Massachusetts Supreme Court Says a Teen Who Told Her Boyfriend to Kill Himself Should Go to Jail

The Michelle Carter case has troubling free speech implications.


Joshua Mcdonough |

Michelle Carter, the Massachusetts teenager who encouraged her boyfriend to commit suicide and told him to "get back in" a carbon-monoxide-filled truck, will serve a 15-month prison sentence, the state's supreme court ruled on Wednesday.

The decision upholds a lower court's conclusion that Carter is guilty of involuntary manslaughter—that her words caused the death of Roy Conrad III in 2014. The young woman certainly said some very cruel things, and she bears some moral responsibility for what happened. But as I wrote in a 2017 column for The New York Times, to hold her legally responsible for Conrad's death is worrisome:

While some states criminalize the act of convincing people to commit suicide, Massachusetts has no such law. Moreover, speech that is reckless, hateful and ill-willed nevertheless enjoys First Amendment protection.
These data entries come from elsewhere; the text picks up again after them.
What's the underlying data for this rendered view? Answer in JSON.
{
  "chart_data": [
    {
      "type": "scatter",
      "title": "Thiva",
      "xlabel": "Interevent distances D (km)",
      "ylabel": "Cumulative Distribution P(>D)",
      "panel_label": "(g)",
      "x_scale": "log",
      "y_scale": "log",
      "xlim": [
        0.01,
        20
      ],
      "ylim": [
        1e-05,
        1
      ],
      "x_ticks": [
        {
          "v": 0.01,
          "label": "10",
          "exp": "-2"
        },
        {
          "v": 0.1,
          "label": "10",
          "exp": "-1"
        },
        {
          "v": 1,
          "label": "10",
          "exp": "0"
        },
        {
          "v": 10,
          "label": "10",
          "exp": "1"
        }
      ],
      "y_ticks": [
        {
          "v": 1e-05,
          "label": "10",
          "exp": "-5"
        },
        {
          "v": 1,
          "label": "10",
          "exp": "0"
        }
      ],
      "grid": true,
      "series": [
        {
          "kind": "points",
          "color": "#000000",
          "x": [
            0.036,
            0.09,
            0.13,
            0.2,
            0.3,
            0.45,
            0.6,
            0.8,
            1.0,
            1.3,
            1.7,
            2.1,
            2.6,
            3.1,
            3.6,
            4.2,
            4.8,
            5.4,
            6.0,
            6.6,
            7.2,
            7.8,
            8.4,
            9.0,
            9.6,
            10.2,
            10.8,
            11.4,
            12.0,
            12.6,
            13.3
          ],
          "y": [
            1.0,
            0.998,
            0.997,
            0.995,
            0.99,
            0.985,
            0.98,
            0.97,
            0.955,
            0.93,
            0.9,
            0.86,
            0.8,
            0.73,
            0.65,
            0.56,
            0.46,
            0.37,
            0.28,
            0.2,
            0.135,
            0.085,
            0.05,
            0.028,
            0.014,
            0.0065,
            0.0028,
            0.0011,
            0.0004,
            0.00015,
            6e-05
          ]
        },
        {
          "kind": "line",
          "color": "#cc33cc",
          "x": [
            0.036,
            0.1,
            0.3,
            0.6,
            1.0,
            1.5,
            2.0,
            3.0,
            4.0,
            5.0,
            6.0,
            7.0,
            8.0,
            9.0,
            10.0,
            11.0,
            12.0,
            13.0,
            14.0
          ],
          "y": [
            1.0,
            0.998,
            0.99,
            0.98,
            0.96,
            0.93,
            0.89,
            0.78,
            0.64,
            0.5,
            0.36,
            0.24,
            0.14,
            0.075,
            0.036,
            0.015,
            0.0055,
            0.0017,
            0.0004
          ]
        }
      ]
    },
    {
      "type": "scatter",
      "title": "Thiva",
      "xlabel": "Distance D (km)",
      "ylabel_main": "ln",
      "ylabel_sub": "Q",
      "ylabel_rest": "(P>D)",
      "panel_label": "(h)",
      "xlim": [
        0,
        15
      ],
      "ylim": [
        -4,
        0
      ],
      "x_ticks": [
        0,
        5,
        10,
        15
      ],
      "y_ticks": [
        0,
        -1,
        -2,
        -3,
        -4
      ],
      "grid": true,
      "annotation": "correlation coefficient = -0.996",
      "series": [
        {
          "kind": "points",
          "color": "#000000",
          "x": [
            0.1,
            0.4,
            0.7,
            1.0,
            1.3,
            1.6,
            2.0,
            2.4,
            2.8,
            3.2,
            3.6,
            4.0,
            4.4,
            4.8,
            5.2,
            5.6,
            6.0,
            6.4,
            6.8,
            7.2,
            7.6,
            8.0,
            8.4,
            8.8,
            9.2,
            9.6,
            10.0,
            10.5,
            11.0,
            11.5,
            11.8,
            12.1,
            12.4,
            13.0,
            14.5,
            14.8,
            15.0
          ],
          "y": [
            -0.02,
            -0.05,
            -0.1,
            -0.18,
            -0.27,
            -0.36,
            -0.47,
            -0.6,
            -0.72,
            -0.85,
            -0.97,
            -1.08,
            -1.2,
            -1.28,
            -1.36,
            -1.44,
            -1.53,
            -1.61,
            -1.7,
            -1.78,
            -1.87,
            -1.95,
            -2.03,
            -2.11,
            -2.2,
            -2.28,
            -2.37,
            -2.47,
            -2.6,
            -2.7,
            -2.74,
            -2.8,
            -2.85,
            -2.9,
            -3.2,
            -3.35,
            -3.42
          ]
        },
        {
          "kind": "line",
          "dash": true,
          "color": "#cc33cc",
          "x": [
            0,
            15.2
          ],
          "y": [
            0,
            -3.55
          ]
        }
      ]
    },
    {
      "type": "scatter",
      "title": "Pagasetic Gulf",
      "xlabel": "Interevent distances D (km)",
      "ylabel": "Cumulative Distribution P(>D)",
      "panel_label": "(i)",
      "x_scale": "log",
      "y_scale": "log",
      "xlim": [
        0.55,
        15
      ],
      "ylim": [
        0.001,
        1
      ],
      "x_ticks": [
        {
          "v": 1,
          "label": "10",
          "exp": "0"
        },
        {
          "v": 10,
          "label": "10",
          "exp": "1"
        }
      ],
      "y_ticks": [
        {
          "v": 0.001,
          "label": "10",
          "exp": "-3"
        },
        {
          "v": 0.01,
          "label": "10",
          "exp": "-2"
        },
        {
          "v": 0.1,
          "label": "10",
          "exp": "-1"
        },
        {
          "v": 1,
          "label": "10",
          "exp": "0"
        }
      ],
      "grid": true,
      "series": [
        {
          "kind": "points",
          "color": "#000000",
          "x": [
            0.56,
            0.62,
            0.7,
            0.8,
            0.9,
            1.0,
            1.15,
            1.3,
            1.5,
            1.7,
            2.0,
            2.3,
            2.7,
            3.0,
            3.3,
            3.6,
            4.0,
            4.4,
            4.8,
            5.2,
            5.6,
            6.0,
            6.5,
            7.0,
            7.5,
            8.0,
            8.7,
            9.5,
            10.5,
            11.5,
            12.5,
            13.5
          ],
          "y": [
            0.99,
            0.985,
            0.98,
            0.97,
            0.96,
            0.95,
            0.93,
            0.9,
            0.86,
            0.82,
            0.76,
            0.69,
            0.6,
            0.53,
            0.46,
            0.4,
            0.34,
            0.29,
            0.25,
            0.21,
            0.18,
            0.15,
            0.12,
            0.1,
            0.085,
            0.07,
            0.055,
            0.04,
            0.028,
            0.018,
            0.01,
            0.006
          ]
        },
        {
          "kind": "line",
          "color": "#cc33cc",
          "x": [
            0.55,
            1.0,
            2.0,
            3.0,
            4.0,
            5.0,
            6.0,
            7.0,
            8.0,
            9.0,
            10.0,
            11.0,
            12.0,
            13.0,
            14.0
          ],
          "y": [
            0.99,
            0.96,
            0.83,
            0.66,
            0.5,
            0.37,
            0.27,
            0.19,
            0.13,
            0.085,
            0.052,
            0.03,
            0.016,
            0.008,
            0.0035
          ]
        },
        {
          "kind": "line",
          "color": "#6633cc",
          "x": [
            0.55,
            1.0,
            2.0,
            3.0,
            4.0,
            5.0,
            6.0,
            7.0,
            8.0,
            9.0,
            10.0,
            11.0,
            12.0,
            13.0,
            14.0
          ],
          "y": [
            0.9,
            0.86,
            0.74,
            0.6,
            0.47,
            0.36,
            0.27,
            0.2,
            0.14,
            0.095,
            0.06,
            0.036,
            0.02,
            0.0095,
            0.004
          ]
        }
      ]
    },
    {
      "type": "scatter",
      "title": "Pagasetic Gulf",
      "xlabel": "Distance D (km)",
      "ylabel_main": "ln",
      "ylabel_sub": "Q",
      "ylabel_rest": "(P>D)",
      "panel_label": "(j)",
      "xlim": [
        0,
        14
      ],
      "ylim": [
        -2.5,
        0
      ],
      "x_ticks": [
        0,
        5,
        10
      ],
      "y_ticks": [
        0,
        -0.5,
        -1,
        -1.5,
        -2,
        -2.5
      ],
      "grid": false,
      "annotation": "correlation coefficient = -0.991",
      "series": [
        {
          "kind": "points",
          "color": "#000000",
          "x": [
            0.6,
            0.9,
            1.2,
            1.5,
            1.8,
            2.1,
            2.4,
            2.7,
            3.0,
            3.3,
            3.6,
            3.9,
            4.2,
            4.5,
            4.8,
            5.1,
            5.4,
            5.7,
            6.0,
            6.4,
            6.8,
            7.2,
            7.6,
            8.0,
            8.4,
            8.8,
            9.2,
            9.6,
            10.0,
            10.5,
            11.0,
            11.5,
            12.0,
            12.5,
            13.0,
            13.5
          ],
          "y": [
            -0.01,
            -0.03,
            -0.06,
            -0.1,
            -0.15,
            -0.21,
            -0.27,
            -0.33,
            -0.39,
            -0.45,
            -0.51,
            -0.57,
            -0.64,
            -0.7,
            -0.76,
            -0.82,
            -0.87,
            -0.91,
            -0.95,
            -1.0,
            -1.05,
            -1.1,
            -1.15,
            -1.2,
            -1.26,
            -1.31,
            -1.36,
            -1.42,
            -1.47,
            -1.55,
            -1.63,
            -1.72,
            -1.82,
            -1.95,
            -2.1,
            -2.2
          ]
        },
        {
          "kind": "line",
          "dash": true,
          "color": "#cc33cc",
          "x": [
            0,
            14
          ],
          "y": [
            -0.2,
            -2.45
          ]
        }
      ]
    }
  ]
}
While the Supreme Court has carved out narrowly tailored exceptions for literal threats of violence and incitement to lawless action, telling someone they should kill themselves is not the same as holding a gun to their head and pulling the trigger. Nor is it akin to threatening to kill the president, which is specifically prohibited by law—and in any case, only considered a felony if done "knowingly and willfully." (Merely expressing hope that the president dies isn't enough.)

Judge Moniz's verdict is a stunning act of defiance against this general principle. By finding Ms. Carter guilty of involuntary manslaughter—rather than some lesser misdeed, such as bullying or harassment—the court has dealt a blow to the constitutionally enshrined idea that speech is not, itself, violence. That's cause for concern.

My concerns are shared by the Massachusetts chapter of the American Civil Liberties Union, which expressed concern that this decision might set a bad precedent for families and doctors discussing end-of-life options for the terminally ill.

Nevertheless, the Massachusetts Supreme Court believes the involuntary manslaughter finding is justified. "No constitutional violation results from convicting a defendant of involuntary manslaughter for reckless and wanton, pressuring text messages and phone calls, preying upon well-known weaknesses, fears, anxieties and promises, that finally overcame the willpower to live of a mentally ill, vulnerable, young person, thereby coercing him to commit suicide," says the court's ruling.

Carter's attorneys have 28 days to appeal the decision to the U.S. Supreme Court.